宏道流の歴史

宏道流の歴史

宏道流の略史

  宏道流は江戸時代中期、享保より享和年間(1716~1804)に至る間に、 常盤井御所古流の第19世梨雲斎望月義想(1722~1804)によって創流された。 望月義想は常盤井御所古流の家元で、御所の花飾りを担っていた。 中国「明」の詩人でもあり文学者でもある袁中郎宏道の著した『瓶史』の花論に共鳴し、 その思想に心酔し、「袁中郎流」として創流したが、次第次第の人口的な膾炙のもと 「宏道流」と呼ばれるようになり、今日に至っている。
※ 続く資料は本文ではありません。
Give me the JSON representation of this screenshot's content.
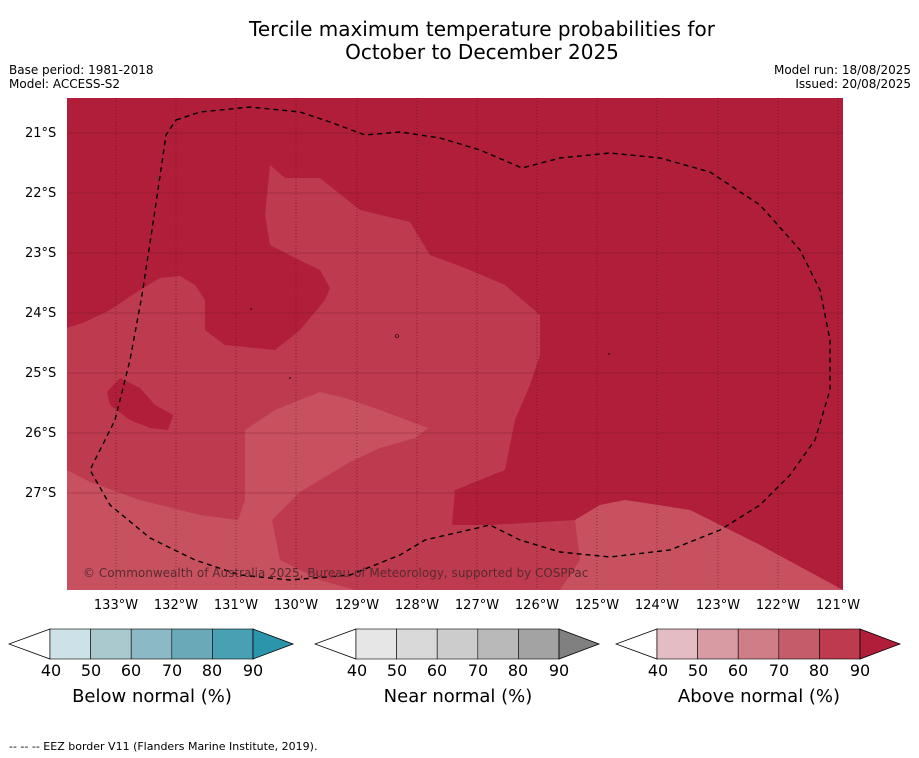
{
  "header": {
    "title_line1": "Tercile maximum temperature probabilities for",
    "title_line2": "October to December 2025",
    "base_period": "Base period: 1981-2018",
    "model": "Model: ACCESS-S2",
    "model_run": "Model run: 18/08/2025",
    "issued": "Issued: 20/08/2025"
  },
  "map": {
    "lat_labels": [
      "21°S",
      "22°S",
      "23°S",
      "24°S",
      "25°S",
      "26°S",
      "27°S"
    ],
    "lon_labels": [
      "133°W",
      "132°W",
      "131°W",
      "130°W",
      "129°W",
      "128°W",
      "127°W",
      "126°W",
      "125°W",
      "124°W",
      "123°W",
      "122°W",
      "121°W"
    ],
    "watermark": "© Commonwealth of Australia 2025, Bureau of Meteorology, supported by COSPPac",
    "colors": {
      "above_90": "#b01e3a",
      "above_80": "#bd3a4f",
      "above_70": "#c7515f"
    }
  },
  "legends": [
    {
      "title": "Below normal (%)",
      "ticks": [
        "40",
        "50",
        "60",
        "70",
        "80",
        "90"
      ],
      "colors": [
        "#ffffff",
        "#cde2e8",
        "#aac9cf",
        "#8bbac6",
        "#6aaab8",
        "#48a0b2",
        "#2a95ab"
      ]
    },
    {
      "title": "Near normal (%)",
      "ticks": [
        "40",
        "50",
        "60",
        "70",
        "80",
        "90"
      ],
      "colors": [
        "#ffffff",
        "#e6e6e6",
        "#d9d9d9",
        "#cccccc",
        "#b9b9b9",
        "#a3a3a3",
        "#808080"
      ]
    },
    {
      "title": "Above normal (%)",
      "ticks": [
        "40",
        "50",
        "60",
        "70",
        "80",
        "90"
      ],
      "colors": [
        "#ffffff",
        "#e4bcc3",
        "#d89ba4",
        "#cf7d86",
        "#c55c69",
        "#bd3a4f",
        "#b01e3a"
      ]
    }
  ],
  "footnote": "-- -- -- EEZ border V11 (Flanders Marine Institute, 2019)."
}
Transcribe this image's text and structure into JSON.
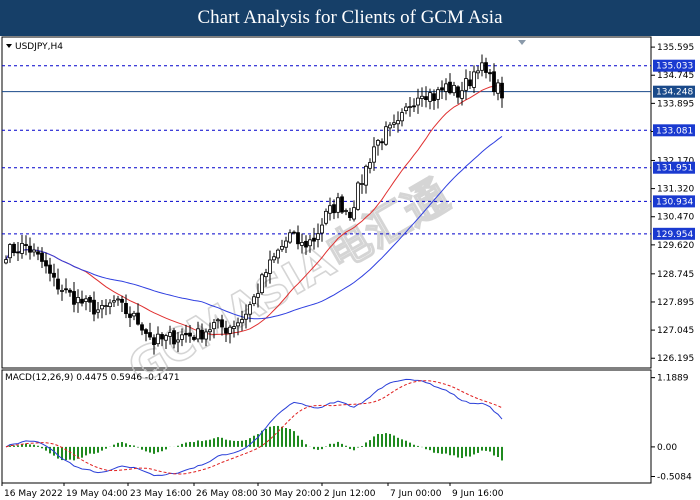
{
  "header": {
    "title": "Chart Analysis for Clients of GCM Asia"
  },
  "watermark": "GCMASIA电汇通",
  "chart_data": [
    {
      "type": "candlestick",
      "symbol_label": "USDJPY,H4",
      "ylim": [
        125.9,
        135.9
      ],
      "y_ticks": [
        "135.595",
        "134.745",
        "133.895",
        "133.045",
        "132.170",
        "131.320",
        "130.470",
        "129.620",
        "128.745",
        "127.895",
        "127.045",
        "126.195"
      ],
      "levels": [
        {
          "label": "135.033",
          "value": 135.033,
          "style": "dashed",
          "color": "#0000cc"
        },
        {
          "label": "134.248",
          "value": 134.248,
          "style": "solid",
          "color": "#1a4a8a"
        },
        {
          "label": "133.081",
          "value": 133.081,
          "style": "dashed",
          "color": "#0000cc"
        },
        {
          "label": "131.951",
          "value": 131.951,
          "style": "dashed",
          "color": "#0000cc"
        },
        {
          "label": "130.934",
          "value": 130.934,
          "style": "dashed",
          "color": "#0000cc"
        },
        {
          "label": "129.954",
          "value": 129.954,
          "style": "dashed",
          "color": "#0000cc"
        }
      ],
      "x_labels": [
        "16 May 2022",
        "19 May 04:00",
        "23 May 16:00",
        "26 May 08:00",
        "30 May 20:00",
        "2 Jun 12:00",
        "7 Jun 00:00",
        "9 Jun 16:00"
      ],
      "price_anchors": [
        [
          0,
          129.4
        ],
        [
          5,
          129.6
        ],
        [
          9,
          129.1
        ],
        [
          12,
          128.5
        ],
        [
          16,
          128.1
        ],
        [
          20,
          127.8
        ],
        [
          24,
          127.6
        ],
        [
          27,
          127.9
        ],
        [
          30,
          127.6
        ],
        [
          34,
          127.2
        ],
        [
          37,
          126.7
        ],
        [
          41,
          126.8
        ],
        [
          45,
          126.9
        ],
        [
          48,
          126.9
        ],
        [
          52,
          127.2
        ],
        [
          55,
          127.1
        ],
        [
          59,
          127.4
        ],
        [
          62,
          128.0
        ],
        [
          65,
          128.8
        ],
        [
          68,
          129.4
        ],
        [
          71,
          129.9
        ],
        [
          74,
          129.6
        ],
        [
          77,
          129.8
        ],
        [
          80,
          130.5
        ],
        [
          83,
          130.9
        ],
        [
          86,
          130.6
        ],
        [
          89,
          131.6
        ],
        [
          92,
          132.6
        ],
        [
          95,
          133.0
        ],
        [
          98,
          133.2
        ],
        [
          101,
          133.9
        ],
        [
          104,
          134.3
        ],
        [
          107,
          134.1
        ],
        [
          110,
          134.4
        ],
        [
          113,
          134.2
        ],
        [
          116,
          134.6
        ],
        [
          118,
          135.1
        ],
        [
          121,
          134.6
        ],
        [
          124,
          134.2
        ]
      ],
      "candle_count": 125,
      "series": [
        {
          "name": "MA fast",
          "color": "#e03030"
        },
        {
          "name": "MA slow",
          "color": "#2f3fe0"
        }
      ]
    },
    {
      "type": "macd",
      "label": "MACD(12,26,9) 0.4475 0.5946 -0.1471",
      "ylim": [
        -0.62,
        1.32
      ],
      "y_ticks": [
        "1.1889",
        "0.00",
        "-0.5084"
      ],
      "series": [
        {
          "name": "MACD",
          "color": "#2a3fd8"
        },
        {
          "name": "Signal",
          "color": "#e02020"
        },
        {
          "name": "Histogram",
          "color": "#1f8a1f"
        }
      ]
    }
  ]
}
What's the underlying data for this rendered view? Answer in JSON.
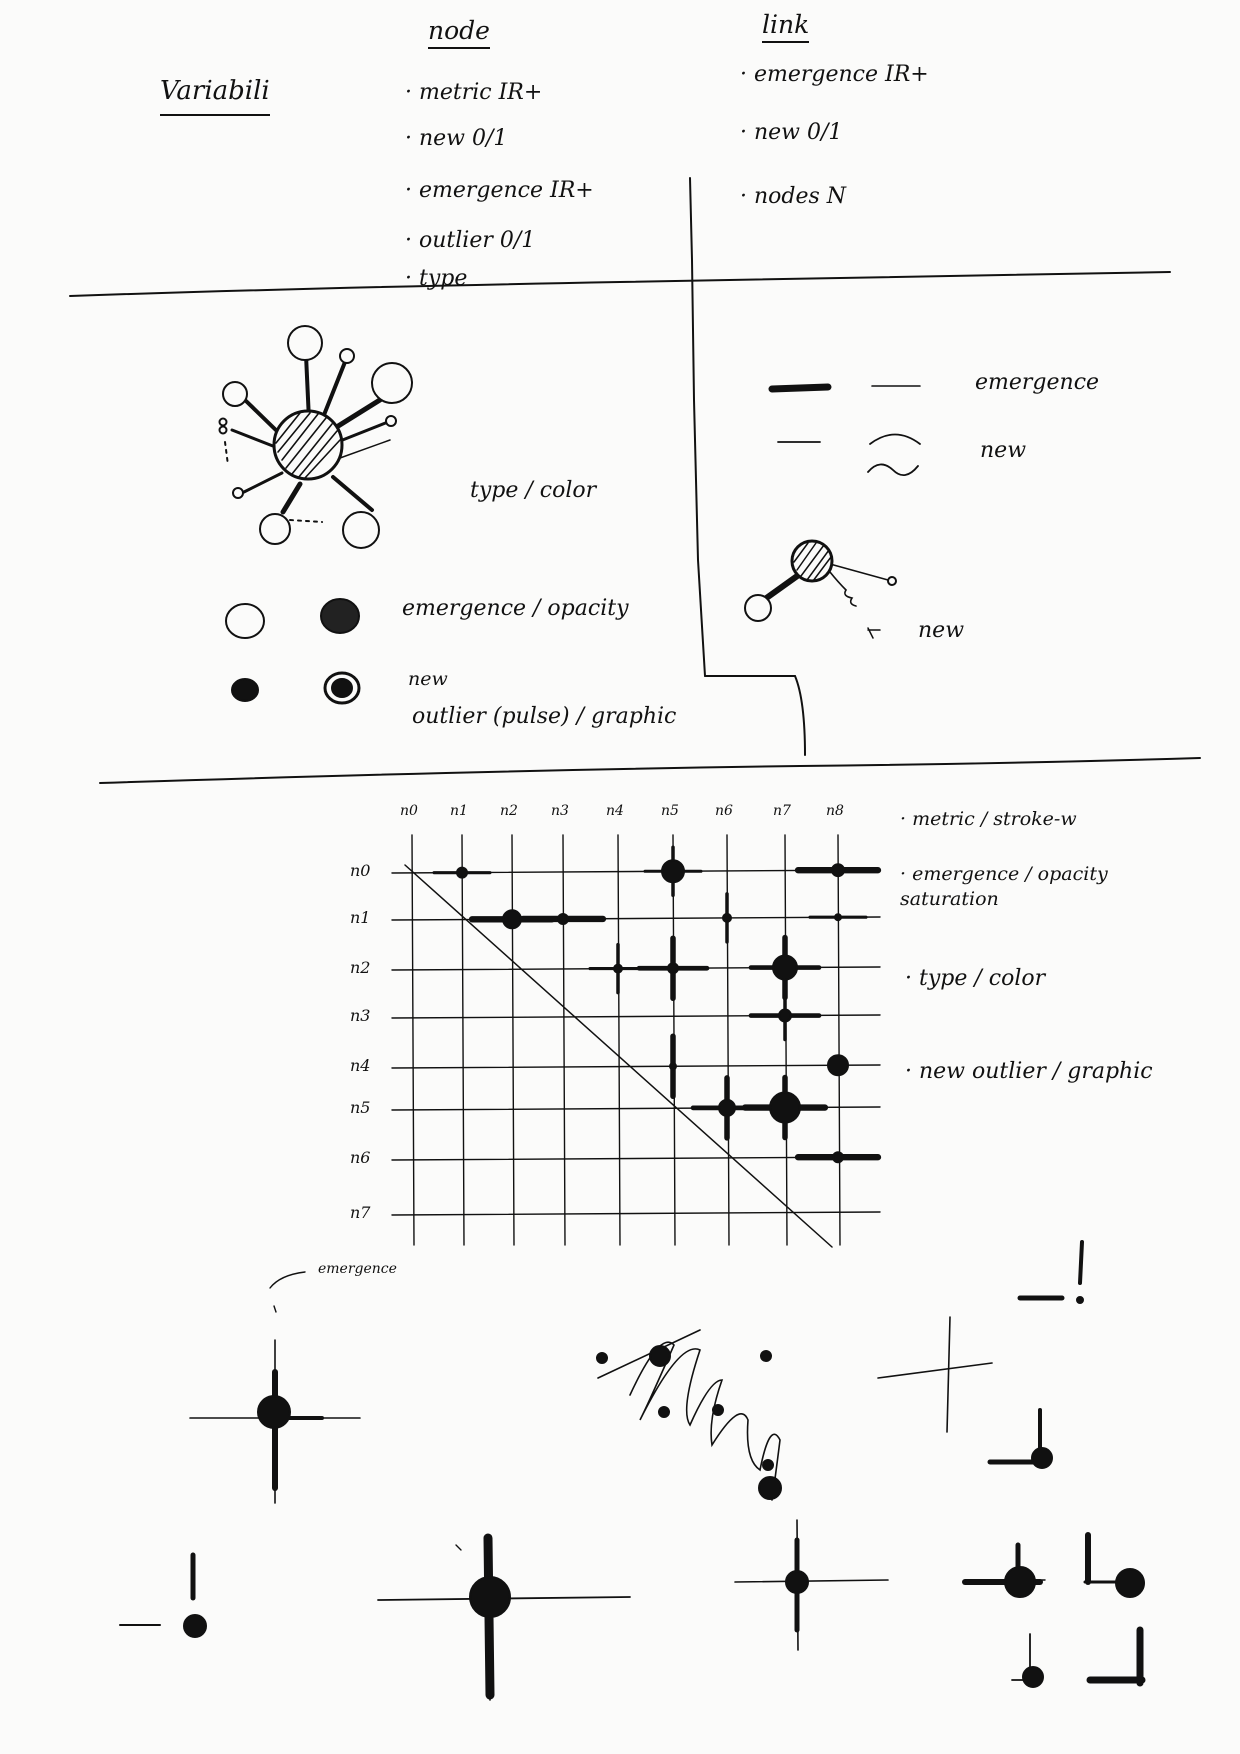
{
  "header": {
    "title": "Variabili",
    "node_heading": "node",
    "link_heading": "link"
  },
  "node_variables": [
    "· metric IR+",
    "· new 0/1",
    "· emergence IR+",
    "· outlier 0/1",
    "· type"
  ],
  "link_variables": [
    "· emergence IR+",
    "· new 0/1",
    "· nodes N"
  ],
  "node_section": {
    "type_label": "type / color",
    "emergence_label": "emergence / opacity",
    "new_label": "new",
    "outlier_label": "outlier (pulse) / graphic"
  },
  "link_section": {
    "emergence_label": "emergence",
    "new_label": "new",
    "new_pointer_label": "new"
  },
  "matrix": {
    "col_labels": [
      "n0",
      "n1",
      "n2",
      "n3",
      "n4",
      "n5",
      "n6",
      "n7",
      "n8"
    ],
    "row_labels": [
      "n0",
      "n1",
      "n2",
      "n3",
      "n4",
      "n5",
      "n6",
      "n7"
    ],
    "legend": [
      "· metric / stroke-w",
      "· emergence / opacity saturation",
      "· type / color",
      "· new outlier / graphic"
    ]
  },
  "glyphs": {
    "emergence_note": "emergence"
  }
}
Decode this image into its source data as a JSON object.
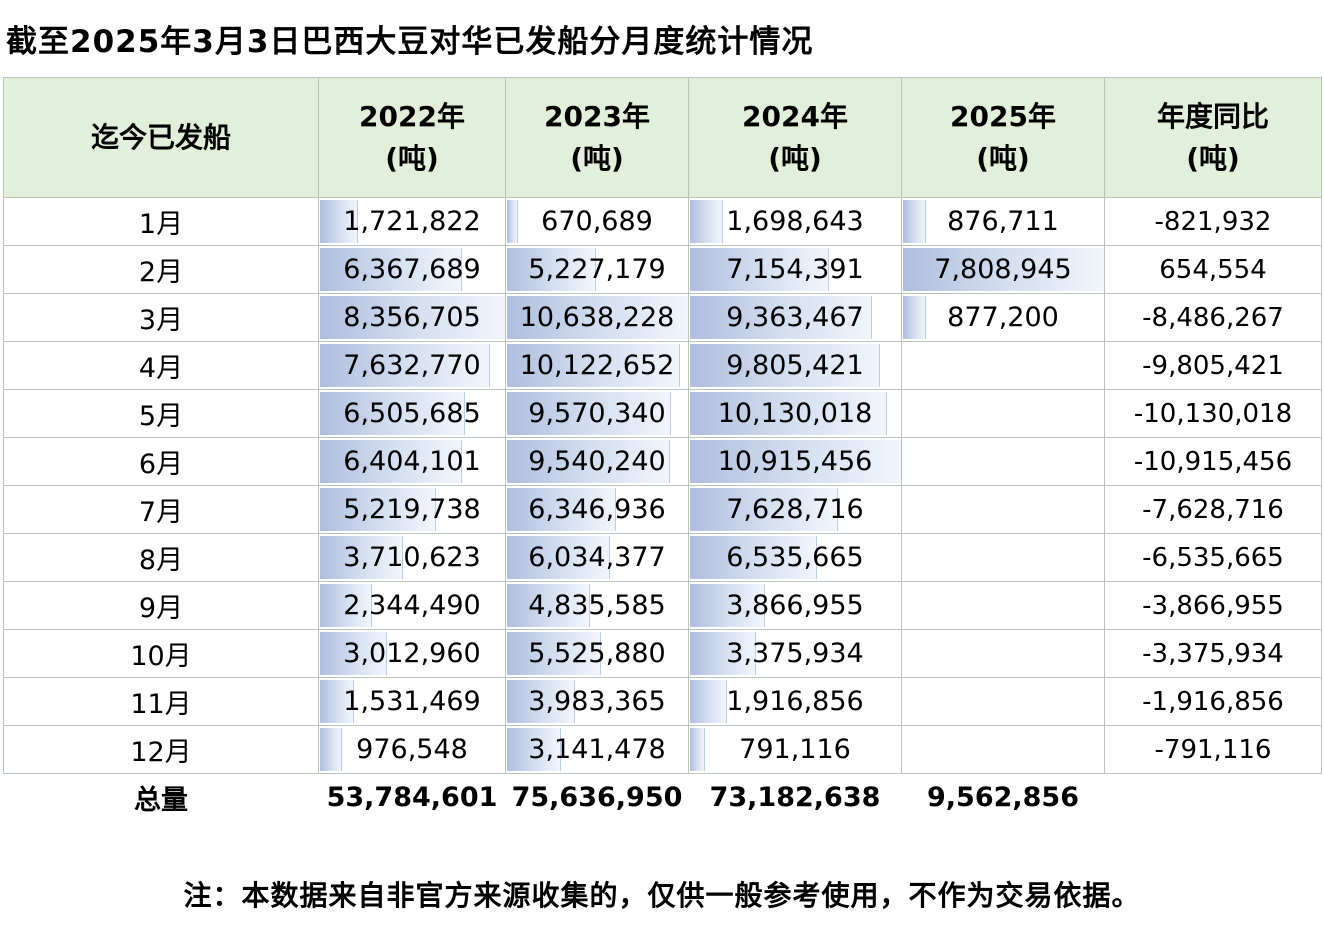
{
  "title": "截至2025年3月3日巴西大豆对华已发船分月度统计情况",
  "note": "注：本数据来自非官方来源收集的，仅供一般参考使用，不作为交易依据。",
  "colors": {
    "header_bg": "#e2efda",
    "border": "#b7c6b7",
    "bar_start": "#aebede",
    "bar_mid": "#d6e0f1",
    "bar_end": "#f2f5fb",
    "bar_edge": "#bccbe6"
  },
  "chart_data": {
    "type": "table",
    "title": "截至2025年3月3日巴西大豆对华已发船分月度统计情况",
    "columns": [
      {
        "label": "迄今已发船",
        "sub": ""
      },
      {
        "label": "2022年",
        "sub": "(吨)"
      },
      {
        "label": "2023年",
        "sub": "(吨)"
      },
      {
        "label": "2024年",
        "sub": "(吨)"
      },
      {
        "label": "2025年",
        "sub": "(吨)"
      },
      {
        "label": "年度同比",
        "sub": "(吨)"
      }
    ],
    "rows": [
      {
        "month": "1月",
        "values": [
          "1,721,822",
          "670,689",
          "1,698,643",
          "876,711"
        ],
        "yoy": "-821,932"
      },
      {
        "month": "2月",
        "values": [
          "6,367,689",
          "5,227,179",
          "7,154,391",
          "7,808,945"
        ],
        "yoy": "654,554"
      },
      {
        "month": "3月",
        "values": [
          "8,356,705",
          "10,638,228",
          "9,363,467",
          "877,200"
        ],
        "yoy": "-8,486,267"
      },
      {
        "month": "4月",
        "values": [
          "7,632,770",
          "10,122,652",
          "9,805,421",
          ""
        ],
        "yoy": "-9,805,421"
      },
      {
        "month": "5月",
        "values": [
          "6,505,685",
          "9,570,340",
          "10,130,018",
          ""
        ],
        "yoy": "-10,130,018"
      },
      {
        "month": "6月",
        "values": [
          "6,404,101",
          "9,540,240",
          "10,915,456",
          ""
        ],
        "yoy": "-10,915,456"
      },
      {
        "month": "7月",
        "values": [
          "5,219,738",
          "6,346,936",
          "7,628,716",
          ""
        ],
        "yoy": "-7,628,716"
      },
      {
        "month": "8月",
        "values": [
          "3,710,623",
          "6,034,377",
          "6,535,665",
          ""
        ],
        "yoy": "-6,535,665"
      },
      {
        "month": "9月",
        "values": [
          "2,344,490",
          "4,835,585",
          "3,866,955",
          ""
        ],
        "yoy": "-3,866,955"
      },
      {
        "month": "10月",
        "values": [
          "3,012,960",
          "5,525,880",
          "3,375,934",
          ""
        ],
        "yoy": "-3,375,934"
      },
      {
        "month": "11月",
        "values": [
          "1,531,469",
          "3,983,365",
          "1,916,856",
          ""
        ],
        "yoy": "-1,916,856"
      },
      {
        "month": "12月",
        "values": [
          "976,548",
          "3,141,478",
          "791,116",
          ""
        ],
        "yoy": "-791,116"
      }
    ],
    "totals": {
      "label": "总量",
      "values": [
        "53,784,601",
        "75,636,950",
        "73,182,638",
        "9,562,856"
      ],
      "yoy": ""
    }
  }
}
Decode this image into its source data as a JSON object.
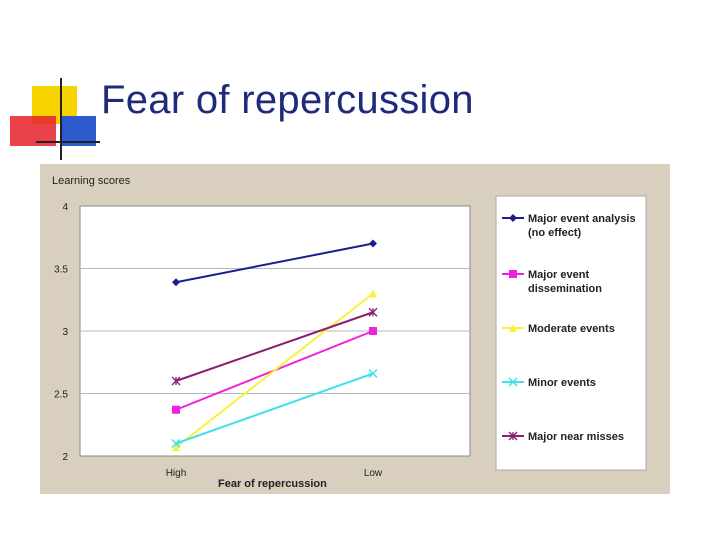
{
  "slide": {
    "title": "Fear of repercussion",
    "colors": {
      "title": "#1f2a7a",
      "panel": "#d8cfbf",
      "deco_yellow": "#f7d400",
      "deco_blue": "#2a5acc",
      "deco_red": "#e8202a"
    }
  },
  "chart_data": {
    "type": "line",
    "title": "Learning scores",
    "xlabel": "Fear of repercussion",
    "ylabel": "",
    "categories": [
      "High",
      "Low"
    ],
    "ylim": [
      2,
      4
    ],
    "yticks": [
      "2",
      "2.5",
      "3",
      "3.5",
      "4"
    ],
    "grid": true,
    "legend_position": "right",
    "series": [
      {
        "name": "Major event analysis (no effect)",
        "name_lines": [
          "Major event analysis",
          "(no effect)"
        ],
        "values": [
          3.39,
          3.7
        ],
        "color": "#1a1f8c",
        "marker": "diamond"
      },
      {
        "name": "Major event dissemination",
        "name_lines": [
          "Major event",
          "dissemination"
        ],
        "values": [
          2.37,
          3.0
        ],
        "color": "#ee22dd",
        "marker": "square"
      },
      {
        "name": "Moderate events",
        "name_lines": [
          "Moderate events"
        ],
        "values": [
          2.07,
          3.3
        ],
        "color": "#f8f23a",
        "marker": "triangle"
      },
      {
        "name": "Minor events",
        "name_lines": [
          "Minor events"
        ],
        "values": [
          2.1,
          2.66
        ],
        "color": "#3fe0e8",
        "marker": "x"
      },
      {
        "name": "Major near misses",
        "name_lines": [
          "Major near misses"
        ],
        "values": [
          2.6,
          3.15
        ],
        "color": "#8a1f72",
        "marker": "star"
      }
    ]
  }
}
流派の呼称が人々によって支持されたというのは、 いけばな史上、誠にめずらしい形態と言える。

『瓶史』

  袁宏道中郎著。明代の万暦28年(1600)に刊行された中国の花書で、日本では元禄9年(1696)に刊行された。
 中国の文人たちの瓶花趣味を伝えており、瓶花の心得が多岐にわたって記されている。文人趣味の瓶花は、日本の座敷飾りの花とは異質の清新な作風の花が多く、江戸時代のいけばな界に新風を吹き込んだ。なお、本書を初心者向きに解説した『瓶史述要』(明和7年〈1770〉刊)、日本人としてわかりやすく編纂した『瓶史国字解』(文化6年〈1809〉刊)、『瓶史』に記載された花材を研究した『瓶史草木備考』(明治14年〈1881〉刊)などが挙げられる。 義想もまたこの『瓶史』の精神に大きな感銘を受けた一人であり、『瓶史』を校訂して刊行し、同時代に創流された他の流派と共々、多くの人々の共感を呼んだ。当時の記録によれば、江戸・相模を中心として門弟三千人を越えたと言われている。又、武士でも漢籍か中国書画などの知識を持った人々に支持され武家のいけばなとしての地位を確立した。肥後細川藩のお家流として宏道流が現在に至っているのもこうした背景に依る。
  梨雲斎 姓は望月氏 名ハ義想ニシテ俗称調兵衛ナリ 江戸ノ人ニシテ家ハ世篠輪津(不忍)ノ西ニ住ム 享保七年壬寅ノ正月ニ生マレ文化元甲子の歳九月ニ死ス。 歳八十有三歳ナリ 詩ヲ賦シ 書ヲ娯シミ 又性幼年自リ挿花ヲ嗜ム。 常ニ胆瓶ヲ以テ時花ヲ貯ヘ 之ヲ挿ミ換ヘテ倦ム コト無シ 人或ヒハ之ヲ花癖子ト謂フ。 嘗テ袁石公(袁宏道)作ル所ノ『瓶史』ヲ読ミ 沈潜翫味スルコト之ヲ久シウシ 同行ノ者ト談論スル毎ニ嘆ジテ曰ク 挿花ノ『瓶史』有ルハ猶礼楽ノ春秋有ルガゴトシト 遂ニ『瓶史』一篇ヲ挙ゲテ之ガ為ニ序シテ其ノ義ヲ表章シ 其ノ薀ヲ申抒シテ以テ諸ヲ同臭ノ侶ニ喩ス 是自リ以来知リテ之ヲ好ム者都下ニ藩衍シ施テ他ノ邦ニ及ブ本朝ニ於テ『瓶史』開元ノ祖也。 そして文化年間には、義想の指導のもと高弟たちの手により、『瓶史』に詳細な註解をほどこした『瓶史国字解』(全四巻)が刊行され、ついで高弟の一人である桐谷鳥習は宏道流門人の総力を結集して『袁中郎流挿花図絵』(全九巻)を刊行した。これには三百三十余点の作品が収録され、江戸時代に刊行された二百数十書の花書の中でも、合わせて全十三巻という著作はきわめて例外的なもので、これも花道史上特筆されることである。 この後、宏道流は『瓶史』の挿花精神をバックボーンとしながら、二代義達、三代義徳、四代義泉、五代義寛、六代義耀、七代義琮と継承され、現在八代目として義瑄に受け継がれている。